用xpath查找表格元素中的所有tr？

def parse_header(table): 
    ths = table.xpath('//tr/th') 
    if not ths: 
     ths = table.xpath('//tr[1]/td') # here is the problem, this will find tr[1]/td in all html file insted of this table 

    # bala bala something elese 

doc = html.fromstring(html_string) 
table = doc.xpath("//div[@id='divGridData']/div[2]/table")[0] 
parse_header(table)

我想在我的表中找到所有tr[1]/td，但table.xpath("//tr[1]/td")仍然在html文件中找到所有。

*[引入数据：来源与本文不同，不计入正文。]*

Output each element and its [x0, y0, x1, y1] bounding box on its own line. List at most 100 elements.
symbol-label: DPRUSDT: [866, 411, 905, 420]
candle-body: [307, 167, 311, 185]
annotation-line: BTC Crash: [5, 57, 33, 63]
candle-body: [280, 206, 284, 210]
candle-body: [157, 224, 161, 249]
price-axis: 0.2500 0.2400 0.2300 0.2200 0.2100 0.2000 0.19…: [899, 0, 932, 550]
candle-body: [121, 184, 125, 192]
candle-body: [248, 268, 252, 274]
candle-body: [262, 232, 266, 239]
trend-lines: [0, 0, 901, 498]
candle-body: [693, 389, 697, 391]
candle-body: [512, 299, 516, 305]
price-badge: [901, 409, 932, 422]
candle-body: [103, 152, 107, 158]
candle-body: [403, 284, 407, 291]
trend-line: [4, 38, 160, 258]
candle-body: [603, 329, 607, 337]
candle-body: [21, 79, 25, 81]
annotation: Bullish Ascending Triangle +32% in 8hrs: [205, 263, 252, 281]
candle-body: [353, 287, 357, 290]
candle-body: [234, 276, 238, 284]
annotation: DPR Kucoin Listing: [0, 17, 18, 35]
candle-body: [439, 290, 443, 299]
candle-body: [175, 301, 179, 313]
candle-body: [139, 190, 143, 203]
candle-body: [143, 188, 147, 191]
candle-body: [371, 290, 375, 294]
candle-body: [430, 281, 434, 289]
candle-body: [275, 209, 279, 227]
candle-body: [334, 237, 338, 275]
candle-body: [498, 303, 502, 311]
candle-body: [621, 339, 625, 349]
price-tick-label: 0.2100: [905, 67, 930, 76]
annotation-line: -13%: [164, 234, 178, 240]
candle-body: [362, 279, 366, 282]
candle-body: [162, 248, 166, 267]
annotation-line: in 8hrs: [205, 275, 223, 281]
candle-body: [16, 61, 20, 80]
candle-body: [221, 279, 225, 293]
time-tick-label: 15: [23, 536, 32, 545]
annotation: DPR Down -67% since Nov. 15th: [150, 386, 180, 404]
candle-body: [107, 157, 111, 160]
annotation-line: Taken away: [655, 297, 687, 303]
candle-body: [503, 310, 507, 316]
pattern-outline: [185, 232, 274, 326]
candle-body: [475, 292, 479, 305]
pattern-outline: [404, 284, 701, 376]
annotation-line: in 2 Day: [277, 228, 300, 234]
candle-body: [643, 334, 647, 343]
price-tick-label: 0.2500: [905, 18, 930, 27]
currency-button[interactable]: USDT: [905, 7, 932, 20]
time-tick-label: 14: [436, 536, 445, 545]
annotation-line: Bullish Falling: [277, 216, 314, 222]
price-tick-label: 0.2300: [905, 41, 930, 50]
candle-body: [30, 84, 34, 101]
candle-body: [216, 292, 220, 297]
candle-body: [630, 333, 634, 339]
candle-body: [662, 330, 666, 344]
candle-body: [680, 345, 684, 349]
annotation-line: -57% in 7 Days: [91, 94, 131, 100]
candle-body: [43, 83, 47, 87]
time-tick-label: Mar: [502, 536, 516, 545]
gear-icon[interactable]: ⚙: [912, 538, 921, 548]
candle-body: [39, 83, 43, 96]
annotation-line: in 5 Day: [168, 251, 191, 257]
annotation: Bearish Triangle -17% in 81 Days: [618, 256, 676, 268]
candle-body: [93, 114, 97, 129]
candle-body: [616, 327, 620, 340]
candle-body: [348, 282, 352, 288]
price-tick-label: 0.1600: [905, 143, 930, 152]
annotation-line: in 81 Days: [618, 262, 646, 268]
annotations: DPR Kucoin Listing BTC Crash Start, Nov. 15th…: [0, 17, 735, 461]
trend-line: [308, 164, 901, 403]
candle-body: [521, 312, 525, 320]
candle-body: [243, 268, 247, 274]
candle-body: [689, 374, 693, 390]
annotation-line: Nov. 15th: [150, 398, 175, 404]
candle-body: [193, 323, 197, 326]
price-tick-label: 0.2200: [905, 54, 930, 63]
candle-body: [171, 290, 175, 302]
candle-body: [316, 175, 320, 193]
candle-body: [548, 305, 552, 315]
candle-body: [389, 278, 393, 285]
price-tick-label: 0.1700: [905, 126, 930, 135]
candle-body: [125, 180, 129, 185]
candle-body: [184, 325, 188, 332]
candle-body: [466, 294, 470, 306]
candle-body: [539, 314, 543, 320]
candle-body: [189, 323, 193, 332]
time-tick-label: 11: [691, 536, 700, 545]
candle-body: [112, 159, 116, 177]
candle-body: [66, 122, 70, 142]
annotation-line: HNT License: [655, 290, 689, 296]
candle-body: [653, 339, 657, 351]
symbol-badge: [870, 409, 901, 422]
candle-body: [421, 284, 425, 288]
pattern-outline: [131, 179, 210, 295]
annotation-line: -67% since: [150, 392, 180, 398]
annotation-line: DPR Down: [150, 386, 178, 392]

我如何才能找到這個元素而不是所有的html文件？用xpath查找表格元素中的所有tr？

編輯：

content = ''' 

<root> 
    <table id="table-one"> 
     <tr> 
      <td>content from table 1</td> 
     <tr> 
     <table> 
      <tr> 
       <!-- this is content I do not want to get --> 
       <td>content from embeded table</td> 
      <tr> 
     </table> 
    </table> 
</root>''' 

root = etree.fromstring(content) 
table_one = root.xpath('table[@id="table-one"]') 
all_td_elements = table_one.xpath('//td') # so this give me too much!!!

現在我不想內嵌表的內容，我該怎麼辦呢？

來源

2015-10-29 roger

要查找作爲上下文節點的子元素的元素，請在期間將.運算符添加到XPath中。所以，我認爲你正在尋找的XPath是：

.//tr[1]/td

這將選擇td元素，它們是當前表的子元素，而不是在整個HTML文件。

舉個例子：

from lxml import etree 

content = ''' 

<root> 
    <table id="table-one"> 
     <tr> 
      <td>content from table 1</td> 
     <tr> 
    </table> 
    <table id="table-two"> 
     <tr> 
      <td>content from table 2</td> 
     <tr> 
    </table> 
</root>''' 

root = etree.fromstring(content) 
table_one = root.xpath('table[@id="table-one"]') 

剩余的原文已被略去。